Après une relance de la marque sur les réseaux sociaux, notamment Instagram, "une étape clé, selon les nouveaux dirigeants, pour réinjecter de la désirabilité, reparler des codes de la maison Rykiel à la jeune génération : les rayures, la maille, les strass, les ourlets, les coutures apparentes, le velours, les paillettes… et des valeurs d’indépendance et de liberté des femmes", le duo annonce la réactivation du site e-commerce dès septembre.

"Notre stratégie est d’abord digitale, explique Eric Dayan. Nous venons de cet univers-là. L’ancienne équipe de Sonia Rykiel semble avoir manqué le virage du numérique. Avec la nouvelle plateforme, n’importe quel client dans le monde qui s’intéresse à l’achat de produits Sonia Rykiel pourra accéder à un site reconnaissant immédiatement sa langue, sa taxe et sa monnaie."


Les anciennes collections Sonia Rykiel seront vendues dès septembre


Côté produits, l’axe retenu par Eric et Michael Dayan repose sur un mix entre "archives, héritage, modernité et innovation". "Dès septembre, nous commencerons à vendre des produits, explique Michael Dayan, soit plus de 20.000 pièces issues de nos archives et des anciennes collections ainsi que quelques rééditions de pièces intemporelles avec un gros accent mis sur la maille, en attendant une première collection prévue pour février 2021."

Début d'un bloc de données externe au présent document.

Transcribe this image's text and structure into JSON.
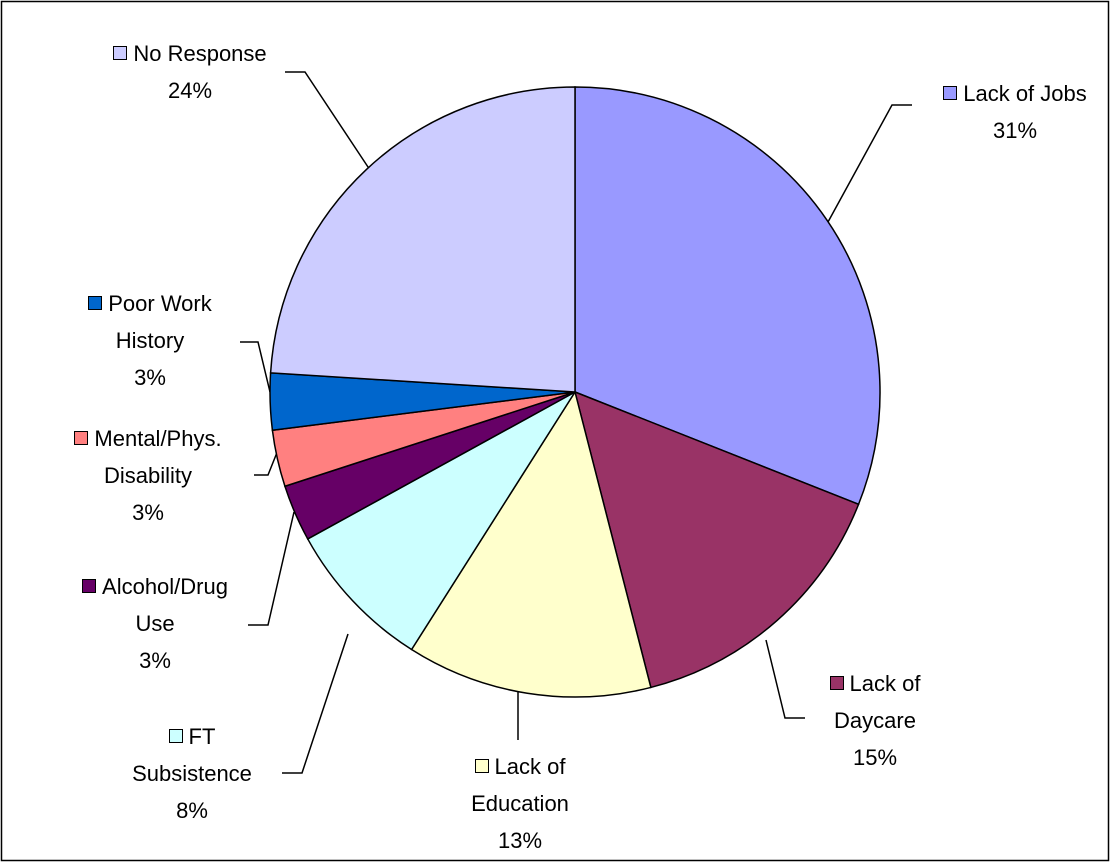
{
  "chart_data": {
    "type": "pie",
    "categories": [
      "Lack of Jobs",
      "Lack of Daycare",
      "Lack of Education",
      "FT Subsistence",
      "Alcohol/Drug Use",
      "Mental/Phys. Disability",
      "Poor Work History",
      "No Response"
    ],
    "values": [
      31,
      15,
      13,
      8,
      3,
      3,
      3,
      24
    ],
    "value_labels": [
      "31%",
      "15%",
      "13%",
      "8%",
      "3%",
      "3%",
      "3%",
      "24%"
    ],
    "colors": [
      "#9999ff",
      "#993366",
      "#ffffcc",
      "#ccffff",
      "#660066",
      "#ff8080",
      "#0066cc",
      "#ccccff"
    ]
  }
}
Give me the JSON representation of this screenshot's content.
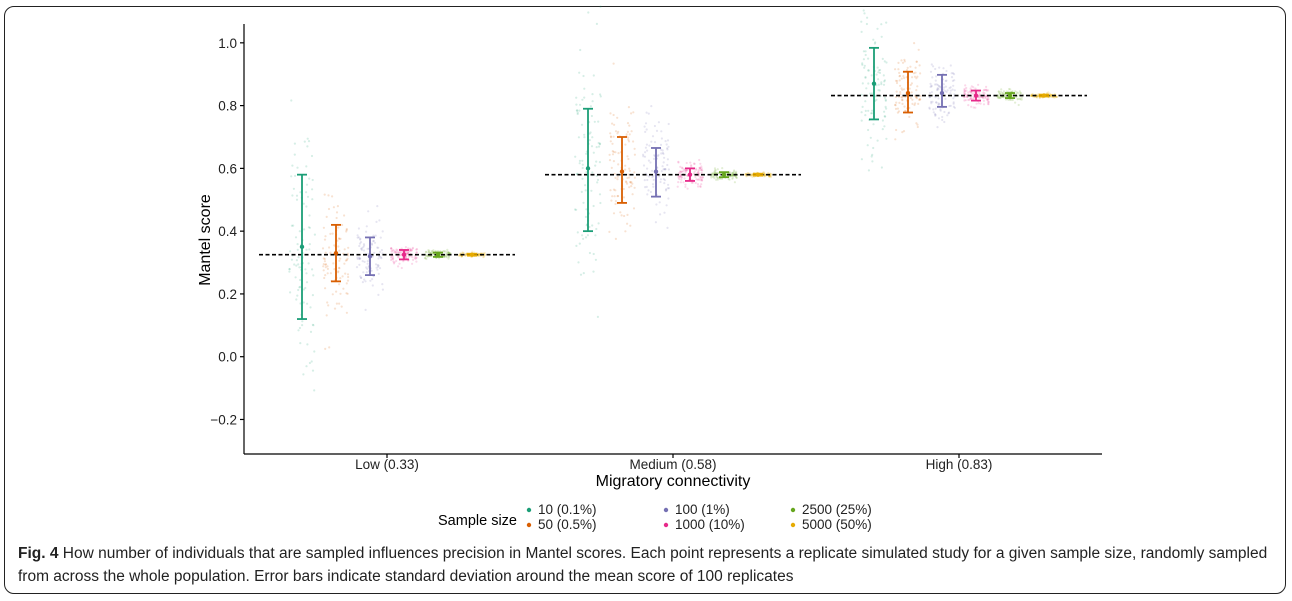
{
  "figure": {
    "label": "Fig. 4",
    "caption": " How number of individuals that are sampled influences precision in Mantel scores. Each point represents a replicate simulated study for a given sample size, randomly sampled from across the whole population. Error bars indicate standard deviation around the mean score of 100 replicates"
  },
  "chart_data": {
    "type": "scatter",
    "subtype": "jitter points with mean and standard-deviation error bars, dashed reference line per group",
    "xlabel": "Migratory connectivity",
    "ylabel": "Mantel score",
    "ylim": [
      -0.31,
      1.06
    ],
    "yticks": [
      -0.2,
      0.0,
      0.2,
      0.4,
      0.6,
      0.8,
      1.0
    ],
    "ytick_labels": [
      "−0.2",
      "0.0",
      "0.2",
      "0.4",
      "0.6",
      "0.8",
      "1.0"
    ],
    "categories": [
      "Low (0.33)",
      "Medium (0.58)",
      "High (0.83)"
    ],
    "reference_values": [
      0.325,
      0.58,
      0.832
    ],
    "grid": false,
    "legend": {
      "title": "Sample size",
      "placement": "bottom",
      "entries": [
        "10 (0.1%)",
        "50 (0.5%)",
        "100 (1%)",
        "1000 (10%)",
        "2500 (25%)",
        "5000 (50%)"
      ]
    },
    "colors": [
      "#1b9e77",
      "#d95f02",
      "#7570b3",
      "#e7298a",
      "#66a61e",
      "#e6ab02"
    ],
    "replicates_per_group": 100,
    "series": [
      {
        "name": "10 (0.1%)",
        "mean": [
          0.35,
          0.6,
          0.87
        ],
        "lower": [
          0.12,
          0.4,
          0.756
        ],
        "upper": [
          0.58,
          0.79,
          0.984
        ]
      },
      {
        "name": "50 (0.5%)",
        "mean": [
          0.33,
          0.59,
          0.84
        ],
        "lower": [
          0.24,
          0.49,
          0.778
        ],
        "upper": [
          0.42,
          0.7,
          0.908
        ]
      },
      {
        "name": "100 (1%)",
        "mean": [
          0.32,
          0.59,
          0.84
        ],
        "lower": [
          0.26,
          0.51,
          0.796
        ],
        "upper": [
          0.38,
          0.665,
          0.898
        ]
      },
      {
        "name": "1000 (10%)",
        "mean": [
          0.325,
          0.58,
          0.832
        ],
        "lower": [
          0.31,
          0.56,
          0.816
        ],
        "upper": [
          0.34,
          0.6,
          0.848
        ]
      },
      {
        "name": "2500 (25%)",
        "mean": [
          0.325,
          0.58,
          0.832
        ],
        "lower": [
          0.318,
          0.572,
          0.824
        ],
        "upper": [
          0.332,
          0.588,
          0.84
        ]
      },
      {
        "name": "5000 (50%)",
        "mean": [
          0.325,
          0.58,
          0.832
        ],
        "lower": [
          0.322,
          0.577,
          0.829
        ],
        "upper": [
          0.328,
          0.583,
          0.835
        ]
      }
    ]
  }
}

Un nouveau DA en fin d'année



Un parti pris qui s’accompagne d’un repositionnement prix. "Les anciens propriétaires tablaient sur un segment luxe premium à l’instar de Celine, poursuit Michael Dayan, mais la clientèle ne s’y retrouvait pas avec des pulls à plus de 2.000 euros. Notre envie est claire: rester en phase avec la clientèle historique de la marque et aller chercher les plus jeunes en proposant un positionnement prix plus proche de Patou, Isabelle Marant ou Marc Jacobs."
 
Si les frères Dayan attendront le dernier trimestre pour dévoiler le nom de leur directeur ou directrice artistique, leur choix devrait se porter sur une personnalité en dehors du "star-système". Tous ceux passés après Sonia Rykiel n’ont jamais su s’imposer à sa place. Aujourd’hui nous souhaitons mettre d’abord en avant l’histoire de la créatrice et de son parcours. Nous ne souhaitons pas un nom qui vienne effacer l’héritage de la maison, mais miser plutôt sur un esprit collectif et de jeunes talents."


Sonia Rykiel


Autour d’une équipe de techniciens de la maille et d’anciens de l’équipe Sonia Rykiel, la nouvelle vie de la griffe s'écrit peu à peu. Les premiers produits marqués "iconiques" sont produits en France et en Europe en petites éditions, une volonté pour les dirigeants de préserver la qualité et de renouer le lien avec les anciens fournisseurs de la marque. 
 
Outre l’e-commerce, l’objectif des repreneurs est de commercialiser la marque dans les corners des grands magasins mais aussi d’activer la vente en gros à l’international, avec comme marchés cibles l’Asie (le Japon et la Corée du Sud), les Etats-Unis (qui représentaient 50% du chiffre d’affaires au début des années 2000, selon Eric Dayan), la Russie et le Moyen-Orient.
 
Côté boutiques, les repreneurs repartant d’une page blanche planchent actuellement sur deux projets et s’intéressent notamment à la rue Saint-Honoré plutôt qu’à la rive gauche. "Nous sommes ouverts à recréer de l’expérience en magasin, indique Michael Dayan, par le biais de concept d’appartement-boutique ou d’espace éphémère. Les choses sont en pourparlers et pourraient prochainement se concrétiser."
 
Outre le prêt-à-porter, le nouveau cru Rykiel pourrait s’intéresser à la décoration, au mobilier, au parfum, à la beauté," des segments naturels quand on connaît l’attention et la curiosité de Sonia Rykiel pour l’art de vivre", précise Eric Dayan.
 
Tablant sur un chiffre d’affaires semblable aux plus belles années de la maison Sonia Rykiel – son chiffre d’affaires dépassait les 100 millions d’euros en 2008 -, les dirigeants se veulent optimistes : "L’appétit de la marque est très fort, et si le sentiment que tout reste à faire est là, en étant efficaces dans notre stratégie, nous réussirons ce pari."